We thank reviewer #1 for the constructive comments and have addressed all comments with additional analyses and clarifications to the manuscript. Please refer to the supplementary document for our point-by-point response.

This paper introduces STILT-NOx, a Lagrangian chemical transport model, evaluates it against satellite based column observations of NOx, and presents various sensitivity studies. The paper is well written, and I recommend publishing after the following minor comments are addressed.

Rotation of wind: As the wind changes significantly within the atmospheric boundary layer with height (the Ekman spiral), differences between modelled wind direction and the direction apparent from the observed plume can also be related to inaccuracies in the plume release height distribution, potentially associated with plume rise of the buoyant exhaust. I would recommend this to be discussed.

We thank reviewer #2 for the constructive comments and have addressed all comments with additional analyses and clarifications to the manuscript. Please refer to the supplementary document for our point-by-point response.

You state in your manuscript that you have not published the code used in your work and that you will do it later. This is highly irregular, and I must make clear that your manuscript should have never been accepted for Discussions given this issue. In this way, you must publish in a prompt manner the code of the model (and any other code that you use to produce your work) in one of the repositories listed in our policy.
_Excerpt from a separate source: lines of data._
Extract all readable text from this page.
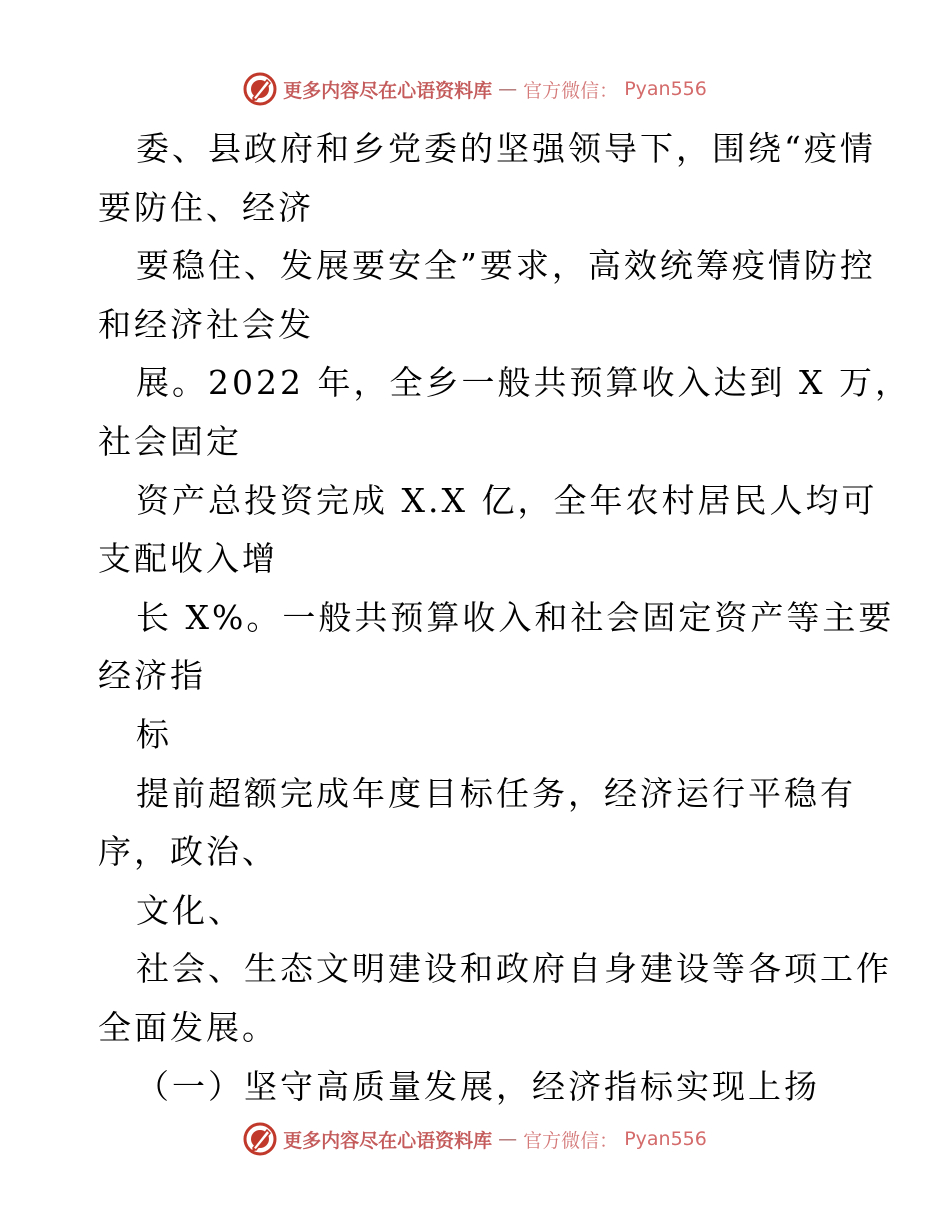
更多内容尽在心语资料库 — 官方微信： Pyan556
委、县政府和乡党委的坚强领导下，围绕“疫情
要防住、经济
要稳住、发展要安全”要求，高效统筹疫情防控
和经济社会发
展。2022 年，全乡一般共预算收入达到 X 万，
社会固定
资产总投资完成 X.X 亿，全年农村居民人均可
支配收入增
长 X%。一般共预算收入和社会固定资产等主要
经济指
标
提前超额完成年度目标任务，经济运行平稳有
序，政治、
文化、
社会、生态文明建设和政府自身建设等各项工作
全面发展。
（一）坚守高质量发展，经济指标实现上扬
更多内容尽在心语资料库 — 官方微信： Pyan556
I should note that you mention GitHub in your submission; however, GitHub is not a suitable repository for scientific publication, which is clearly mentioned in our policy too. GitHub itself instructs authors to use other alternatives for long-term archival and publishing.

Therefore, please, publish your code in one of the appropriate repositories, and reply to this comment with the relevant information (link and DOI), and a new title for your manuscript, as soon as possible, as it must be available for the Discussions stage. Also, please, include all the relevant primary input and output data.

We apologize for not providing the model script timely and have now released a fixed version of the STILT-NOx model code on Zenodo ("STILT-NOx v1 for GMD submission") with a doi of The key input/output data including the preprocessed EDGARv6 emissions and the essential NOx curves are included in the /data subdirectory. The NOx chemistry module contains functions under r/src/chem_lifetime.

- First, I recommend that you clarify in the reviewed version of your Code and Data Availability section that the numbers that you provide for TROPOMI and OCO data are DOIs, something that, with the current wording, is unclear.

- In the Zenodo repository for the code, in the Readme file, it states "in this GitHub repository". I understand that this is inherited from moving the code from GitHub to Zenodo; however, it would be good if you could fix it and, in the information in the Zenodo repository, refer to it.

- Also, in the Zenodo repository, there is no license listed for the code. If you do not include a license, despite what you state saying that the license is "Other", the code continues to be your property, and nobody can use it, precluding the possibility of reproducing your work. Therefore, you should include a license for your code. You could want to choose a free software/open-source (FLOSS) license. We recommend the GPLv3. You only need to include the file ' -3.0.txt' as LICENSE.txt with your code. Also, you can choose other options that Zenodo provides: GPLv2, Apache License, MIT License, etc.